Given the difficulties mentioned in the above paragraph, it became quite evident that any voice analysis in time domain would be extremely impractical. Instead, an analysis of the frequency spectra in a voice (which remains predominately unchanged as speech is slightly varied) turned out to be a more viable option. Converting all recordings into frequency domain (by applying the Discrete Fourier Transform) greatly simplified the process of comparing two recordings. That being said, working in frequency domain also provided a new set of issues that required attention.
Due to nature of human speech, all data pertaining to frequencies above 600Hz can safely be discarded. Therefore, once a recording is converted into frequencey domain, it could then be simply regarded as a vector in 600-dimensional Euclidean space. At this point, a comparison between two vectors could easily be carried out by normalizing the vectors (giving them length 1) then computing the norm of the difference betweeen the two (of course, the difference between two vectors in R600 is performed by subtracting componentwise). Unfortunately, exactly which norm to use is not immediately clear.
After carefully comparing and contrasting the use of the Taxicab, Euclidean, and Maximum norms, it became clear that the Euclidean norm most accurately measured the closeness between different frequency spectra. Once the norm function was chosen, all that remained was to decide exactly how small the norm of the difference of two vectors had to be in order to determine that both recordings originated from the same person.

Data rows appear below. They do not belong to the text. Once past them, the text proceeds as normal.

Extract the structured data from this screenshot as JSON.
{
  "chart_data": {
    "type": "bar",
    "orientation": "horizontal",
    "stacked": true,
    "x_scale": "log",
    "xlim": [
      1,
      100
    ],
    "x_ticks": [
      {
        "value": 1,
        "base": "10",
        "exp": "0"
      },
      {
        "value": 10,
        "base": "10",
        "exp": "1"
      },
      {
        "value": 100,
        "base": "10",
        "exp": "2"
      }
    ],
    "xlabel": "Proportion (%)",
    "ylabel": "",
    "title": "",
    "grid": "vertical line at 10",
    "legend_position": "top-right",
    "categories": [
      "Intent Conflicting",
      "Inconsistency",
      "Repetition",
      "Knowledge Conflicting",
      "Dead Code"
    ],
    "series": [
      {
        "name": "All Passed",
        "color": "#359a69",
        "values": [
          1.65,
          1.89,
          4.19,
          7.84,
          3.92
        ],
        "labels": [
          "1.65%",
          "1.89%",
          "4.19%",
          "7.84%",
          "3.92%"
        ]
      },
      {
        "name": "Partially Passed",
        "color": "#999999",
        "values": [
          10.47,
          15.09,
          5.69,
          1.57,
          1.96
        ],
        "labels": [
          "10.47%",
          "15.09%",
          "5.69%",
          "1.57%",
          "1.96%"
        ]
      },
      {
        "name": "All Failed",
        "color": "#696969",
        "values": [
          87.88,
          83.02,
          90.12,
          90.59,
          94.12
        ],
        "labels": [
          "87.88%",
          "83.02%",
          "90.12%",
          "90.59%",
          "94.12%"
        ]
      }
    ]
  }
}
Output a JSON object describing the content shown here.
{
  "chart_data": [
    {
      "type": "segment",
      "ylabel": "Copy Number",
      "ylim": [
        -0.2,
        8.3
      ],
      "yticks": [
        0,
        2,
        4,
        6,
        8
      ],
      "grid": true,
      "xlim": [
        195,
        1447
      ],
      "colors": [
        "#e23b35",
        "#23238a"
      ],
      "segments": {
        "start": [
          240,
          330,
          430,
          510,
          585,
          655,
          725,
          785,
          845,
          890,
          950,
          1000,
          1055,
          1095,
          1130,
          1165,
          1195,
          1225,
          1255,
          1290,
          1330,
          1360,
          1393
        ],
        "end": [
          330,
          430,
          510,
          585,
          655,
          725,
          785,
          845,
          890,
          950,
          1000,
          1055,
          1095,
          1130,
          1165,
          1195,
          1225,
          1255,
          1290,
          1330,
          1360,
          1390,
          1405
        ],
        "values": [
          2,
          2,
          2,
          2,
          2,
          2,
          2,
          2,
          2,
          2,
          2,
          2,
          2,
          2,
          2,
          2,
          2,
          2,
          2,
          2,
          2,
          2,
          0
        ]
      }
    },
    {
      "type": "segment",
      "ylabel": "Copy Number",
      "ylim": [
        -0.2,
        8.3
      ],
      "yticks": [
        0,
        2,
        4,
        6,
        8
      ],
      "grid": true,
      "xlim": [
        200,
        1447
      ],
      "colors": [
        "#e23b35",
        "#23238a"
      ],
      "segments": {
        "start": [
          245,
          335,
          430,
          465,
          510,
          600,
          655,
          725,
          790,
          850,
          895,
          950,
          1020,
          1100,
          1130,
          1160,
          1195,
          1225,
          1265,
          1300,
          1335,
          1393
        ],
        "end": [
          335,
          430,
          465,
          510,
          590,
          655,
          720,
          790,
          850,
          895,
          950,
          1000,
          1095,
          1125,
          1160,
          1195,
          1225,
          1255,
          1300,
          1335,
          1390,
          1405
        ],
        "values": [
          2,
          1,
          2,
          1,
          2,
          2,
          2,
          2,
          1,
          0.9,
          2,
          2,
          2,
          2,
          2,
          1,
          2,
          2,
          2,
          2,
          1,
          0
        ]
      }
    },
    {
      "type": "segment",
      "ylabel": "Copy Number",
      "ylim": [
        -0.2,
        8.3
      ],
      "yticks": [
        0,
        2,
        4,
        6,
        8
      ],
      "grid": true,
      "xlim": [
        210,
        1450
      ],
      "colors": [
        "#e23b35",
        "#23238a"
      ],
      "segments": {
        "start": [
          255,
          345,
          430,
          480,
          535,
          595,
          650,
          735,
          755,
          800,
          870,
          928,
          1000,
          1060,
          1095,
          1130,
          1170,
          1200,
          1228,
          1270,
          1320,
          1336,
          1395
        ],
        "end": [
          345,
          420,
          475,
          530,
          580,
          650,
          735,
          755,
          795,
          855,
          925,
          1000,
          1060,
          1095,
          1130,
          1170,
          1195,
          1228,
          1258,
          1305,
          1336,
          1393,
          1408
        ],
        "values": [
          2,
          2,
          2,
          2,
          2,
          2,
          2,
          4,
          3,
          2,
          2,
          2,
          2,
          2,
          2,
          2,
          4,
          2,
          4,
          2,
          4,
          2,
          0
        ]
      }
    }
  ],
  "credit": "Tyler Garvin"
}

Recall that Chebyshev's Inequality states that in particular, at least 3/4 of all measurements from the same population fall within 2 standard deviations of the mean. Hence, in response to the problem posed at the end of the previous paragraph, the following solution can be formulated:
By requiring that the norm of the difference fall within 2 standard deviations of the normal average voice, we are then ensured that at least 3/4 of the time, the algorithm would recognize a voice correctly.